The SCAP application must be enabled for the subscription. Users other than Managers and Auditors must be granted compliance management permissions in order to run the SCAP certification report.
Go to PC > Reports and select New > SCAP Report > Policy Report. Then tell us:
1) the SCAP policy you want to report on,
2) the format (xml or csv),
3) the asset groups and/or hosts to draw data on.
You'll notice that we prefill the Asset Groups field with the asset groups that are assigned to the policy that you selected for the report. You can report on these asset groups or select other asset groups and/or IPs. You must include at least one host that is in the policy.
Tell me more about:
You can choose to send an email notification when a new report is available by choosing distribution groups, including users with Qualys accounts and those who do not have accounts.

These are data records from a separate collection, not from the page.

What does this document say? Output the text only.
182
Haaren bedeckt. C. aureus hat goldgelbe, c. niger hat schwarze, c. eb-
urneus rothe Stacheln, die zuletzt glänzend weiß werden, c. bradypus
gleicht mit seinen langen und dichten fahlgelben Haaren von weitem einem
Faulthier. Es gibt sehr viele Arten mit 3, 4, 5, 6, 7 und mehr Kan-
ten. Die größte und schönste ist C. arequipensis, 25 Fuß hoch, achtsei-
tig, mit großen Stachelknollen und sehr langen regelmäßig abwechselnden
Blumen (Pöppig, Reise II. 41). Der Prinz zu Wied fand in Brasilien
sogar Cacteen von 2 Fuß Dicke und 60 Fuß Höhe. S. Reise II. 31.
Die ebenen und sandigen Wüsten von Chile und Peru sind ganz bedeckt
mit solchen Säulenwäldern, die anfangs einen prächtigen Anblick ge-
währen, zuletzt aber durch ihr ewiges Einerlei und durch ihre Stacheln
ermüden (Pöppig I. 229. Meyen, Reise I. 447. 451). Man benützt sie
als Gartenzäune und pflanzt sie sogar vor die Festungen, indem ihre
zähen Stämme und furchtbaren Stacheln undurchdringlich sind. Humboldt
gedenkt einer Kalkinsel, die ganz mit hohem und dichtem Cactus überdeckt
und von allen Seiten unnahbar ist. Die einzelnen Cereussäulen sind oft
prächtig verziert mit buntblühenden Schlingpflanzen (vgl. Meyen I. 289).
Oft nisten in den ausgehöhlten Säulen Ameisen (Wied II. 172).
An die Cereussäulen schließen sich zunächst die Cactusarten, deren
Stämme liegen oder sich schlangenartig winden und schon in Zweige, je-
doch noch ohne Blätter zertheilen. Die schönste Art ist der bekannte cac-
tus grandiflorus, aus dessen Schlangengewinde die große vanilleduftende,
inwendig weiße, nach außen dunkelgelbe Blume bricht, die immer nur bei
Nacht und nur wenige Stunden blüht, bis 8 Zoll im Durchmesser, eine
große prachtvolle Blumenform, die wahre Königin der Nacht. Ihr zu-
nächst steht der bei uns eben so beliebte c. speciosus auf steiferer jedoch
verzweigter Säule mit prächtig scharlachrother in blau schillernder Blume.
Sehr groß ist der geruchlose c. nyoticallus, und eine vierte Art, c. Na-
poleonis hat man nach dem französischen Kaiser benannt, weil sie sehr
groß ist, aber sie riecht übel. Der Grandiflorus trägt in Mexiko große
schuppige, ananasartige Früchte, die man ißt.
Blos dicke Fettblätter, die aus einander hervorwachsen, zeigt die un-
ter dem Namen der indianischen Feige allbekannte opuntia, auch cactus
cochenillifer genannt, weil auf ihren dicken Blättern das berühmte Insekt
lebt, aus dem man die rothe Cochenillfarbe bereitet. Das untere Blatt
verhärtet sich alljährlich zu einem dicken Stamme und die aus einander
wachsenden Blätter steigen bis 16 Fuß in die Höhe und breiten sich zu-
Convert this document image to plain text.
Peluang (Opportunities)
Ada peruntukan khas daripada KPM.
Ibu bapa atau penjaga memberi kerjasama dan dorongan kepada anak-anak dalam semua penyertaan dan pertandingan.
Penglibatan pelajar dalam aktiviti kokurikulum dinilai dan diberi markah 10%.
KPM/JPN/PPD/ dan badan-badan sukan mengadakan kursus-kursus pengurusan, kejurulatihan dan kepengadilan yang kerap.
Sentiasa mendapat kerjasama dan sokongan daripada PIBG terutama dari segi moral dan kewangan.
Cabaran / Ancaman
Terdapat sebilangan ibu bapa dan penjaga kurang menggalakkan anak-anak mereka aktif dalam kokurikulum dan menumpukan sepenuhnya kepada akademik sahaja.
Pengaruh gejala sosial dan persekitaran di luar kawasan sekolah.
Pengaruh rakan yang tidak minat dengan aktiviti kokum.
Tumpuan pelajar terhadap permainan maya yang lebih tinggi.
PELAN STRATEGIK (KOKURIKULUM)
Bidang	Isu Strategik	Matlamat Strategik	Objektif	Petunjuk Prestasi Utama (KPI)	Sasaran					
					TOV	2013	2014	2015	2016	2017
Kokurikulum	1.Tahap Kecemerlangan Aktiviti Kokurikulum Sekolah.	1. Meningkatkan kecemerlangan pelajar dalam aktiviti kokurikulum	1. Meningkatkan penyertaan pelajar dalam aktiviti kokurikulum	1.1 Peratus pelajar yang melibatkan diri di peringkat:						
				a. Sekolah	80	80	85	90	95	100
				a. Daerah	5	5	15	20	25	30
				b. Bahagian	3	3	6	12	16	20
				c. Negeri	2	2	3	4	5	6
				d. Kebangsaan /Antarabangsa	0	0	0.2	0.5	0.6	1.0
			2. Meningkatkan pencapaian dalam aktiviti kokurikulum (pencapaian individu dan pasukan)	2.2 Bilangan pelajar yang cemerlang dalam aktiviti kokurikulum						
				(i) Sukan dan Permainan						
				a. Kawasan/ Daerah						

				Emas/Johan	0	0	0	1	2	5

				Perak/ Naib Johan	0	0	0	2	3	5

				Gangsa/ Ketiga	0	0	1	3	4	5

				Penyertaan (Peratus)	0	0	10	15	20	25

Will the report be included? This depends on whether you've selected this in your settings under Reports > Setup > Scheduled Reporting.
The time zone should be your local time zone (GMT shift and location). Some time zones include locations that observe Daylight Saving Time and others that do not. For this reason, it's important that you make the correct time zone selection. Select the DST option to automatically observe Daylight Saving Time (DST). Note this option is not available if you've selected a location that never observes DST, such as Arizona and Hawaii.
Your subscription must have the Scheduled Reporting feature enabled. Please contact support or your account manager if you would like to enable this feature. Also a Manager must opt in to the New Data Security Model by going to Users > Setup > Security.